An Ottawa research study started in 1978 and a Pittsburgh study that began in 1982, both found that marijuana affects specific areas of executive function, which mostly occur in the brain's prefrontal cortex. The studies noted that the these executive functions empower you to make decisions and expect the outcome of your own actions. The children showed weak decision making ability and understanding of cause and effect due to the prenatal pot exposure.

Internestingly the studies also found that the children were not able to focus and therefore could not stop themeselves from fidgeting. This lack of the ability to focus can contirbute to ADD like behavior that can even prevent the child from concentrating in school or later in a career.

When the kids were four years old they showed significant differences in the executive function of offspring of mothers who smoked dope, in comparison to children of abstaining mothers.

Experts say exposure to THC can affect a baby's brain development. This may result in: unexpected responses to visual stimuli, higher-pitched cry, trembling. 

Some say that smoking weed while pregnant may be less damaging than alcohol. However, both drugs put your baby at risk. Saying that one dangerous drug has fewer side effects than another is a very poor reason to smoke a bong while pregnant.

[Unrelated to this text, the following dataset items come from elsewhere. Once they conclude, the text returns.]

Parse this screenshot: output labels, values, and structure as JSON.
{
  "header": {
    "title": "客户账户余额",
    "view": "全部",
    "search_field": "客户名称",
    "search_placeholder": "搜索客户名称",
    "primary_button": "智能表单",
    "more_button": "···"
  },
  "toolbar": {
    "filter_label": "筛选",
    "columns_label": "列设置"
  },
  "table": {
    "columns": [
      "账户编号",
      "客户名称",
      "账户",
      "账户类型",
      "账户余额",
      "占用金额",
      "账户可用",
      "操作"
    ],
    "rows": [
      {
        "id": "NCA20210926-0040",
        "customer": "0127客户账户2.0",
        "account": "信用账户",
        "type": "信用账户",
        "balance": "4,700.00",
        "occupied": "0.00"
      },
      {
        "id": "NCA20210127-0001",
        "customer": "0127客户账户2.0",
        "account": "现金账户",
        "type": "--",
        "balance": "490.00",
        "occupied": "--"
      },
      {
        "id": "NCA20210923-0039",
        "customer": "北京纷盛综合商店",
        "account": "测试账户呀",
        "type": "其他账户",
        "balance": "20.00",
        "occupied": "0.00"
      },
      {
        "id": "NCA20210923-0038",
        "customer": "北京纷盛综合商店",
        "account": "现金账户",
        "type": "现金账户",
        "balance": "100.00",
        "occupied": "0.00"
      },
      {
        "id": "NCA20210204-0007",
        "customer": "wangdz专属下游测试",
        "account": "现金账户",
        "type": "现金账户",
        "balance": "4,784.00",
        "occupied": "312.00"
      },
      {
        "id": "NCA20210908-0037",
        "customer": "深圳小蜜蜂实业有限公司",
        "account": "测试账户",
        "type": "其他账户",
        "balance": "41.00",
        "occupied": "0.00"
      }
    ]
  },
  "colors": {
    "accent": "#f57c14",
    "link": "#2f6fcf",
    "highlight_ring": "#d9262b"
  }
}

In the end it comes down to a simple question. Bong smoking pregnant women should ask themselves: "Is it good for my baby to get high in my womb?" THC the active ingredient in marijuana crosses over the placenta and into the baby when the mother uses the drug. The baby is then exposed to the drug and all its side effects.
 
References:
 
U.S. National Library of Medicine
 

Warning: The reader of this article should exercise all precautionary measures while following instructions on the home remedies from this article. Avoid using any of these products if you are allergic to it. The responsibility lies with the reader and not with the site or the writer.


Warning: The reader of this article should exercise all precautionary measures while following instructions on the home remedies from this article. Avoid using any of these products if you are allergic to it. The responsibility lies with the reader and not with the site or the writer.